The newly developed system works via an algorithm that measures the movement of individual light particles or photons, as fired in fast pulses from a laser, and uses them to reconstruct objects that are obscured or hidden from the human eye.

What makes the technique extra special is the way that it can reconstruct light that's been scattered and bounced around by the barrier in the way.

In experiments, the laser sight was able to see objects hidden behind a 1-inch layer of foam.

scan laser(Stanford Computational Imaging Lab)

"A lot of imaging techniques make images look a little bit better, a little bit less noisy, but this is really something where we make the invisible visible," says electrical engineer Gordon Wetzstein, from Stanford University.

"This is really pushing the frontier of what may be possible with any kind of sensing system. It's like superhuman vision."

As the laser light passes through the barrier – the foam, in this study – only a few photons hit the object behind, and even fewer make it back again. However, the algorithm is smart enough to use those little bits of information to reconstruct the hidden object.

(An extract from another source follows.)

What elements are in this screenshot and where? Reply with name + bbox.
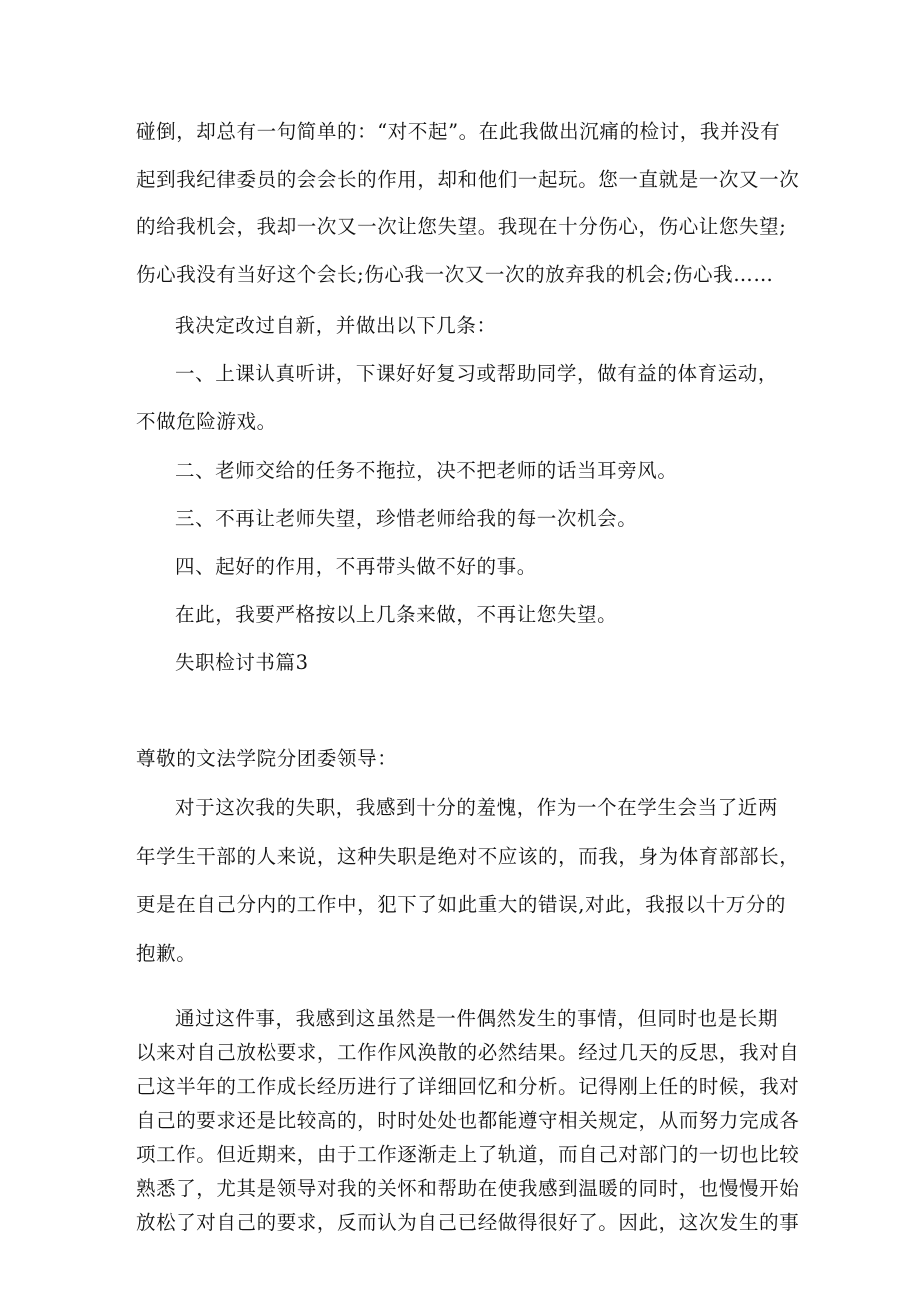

Officially, it's known as confocal diffuse tomography, and while it's not the first method of looking through barriers like this, it does offer several improvements – it can work without knowing how far away the hidden object is, for example.

The system is also able to work without relying on ballistic photons, as other approaches do – these are photons that are able to travel to and from the hidden object through a scattering field, but without being distorted themselves.

"We were interested in being able to image through scattering media without these assumptions and to collect all the photons that have been scattered to reconstruct the image," says electrical engineer David Lindell, from Stanford University.

"This makes our system especially useful for large-scale applications, where there would be very few ballistic photons."

Large-scale applications such as navigating a self-driving car in heavy rain, for example, or even capturing images of the surface of Earth (or other planets) through cloud haze – there are a lot of potential uses here. The researchers are keen to keep experimenting with more scenarios and more scattering environments.

Current systems aren't particularly good at dealing with the scattering of light caused by fog and haze.

LiDAR, for example, is brilliant at detecting objects the human eye can't see, but starts to have trouble when rain or fog interferes with its detailed laser scans. Further down the line, this system could fix that problem.

Before we get ahead of ourselves, it's worth noting that scans using this method can take anywhere from a minute to an hour, so there's plenty of optimisation to work on yet.

That said, recreating a hidden object in three dimensions that the human eye can't see is a hugely impressive feat.

"We're excited to push this further with other types of scattering geometries," says Lindell.

"So, not just objects hidden behind a thick slab of material but objects that are embedded in densely scattering material, which would be like seeing an object that's surrounded by fog."

The research has been published in Nature Communications.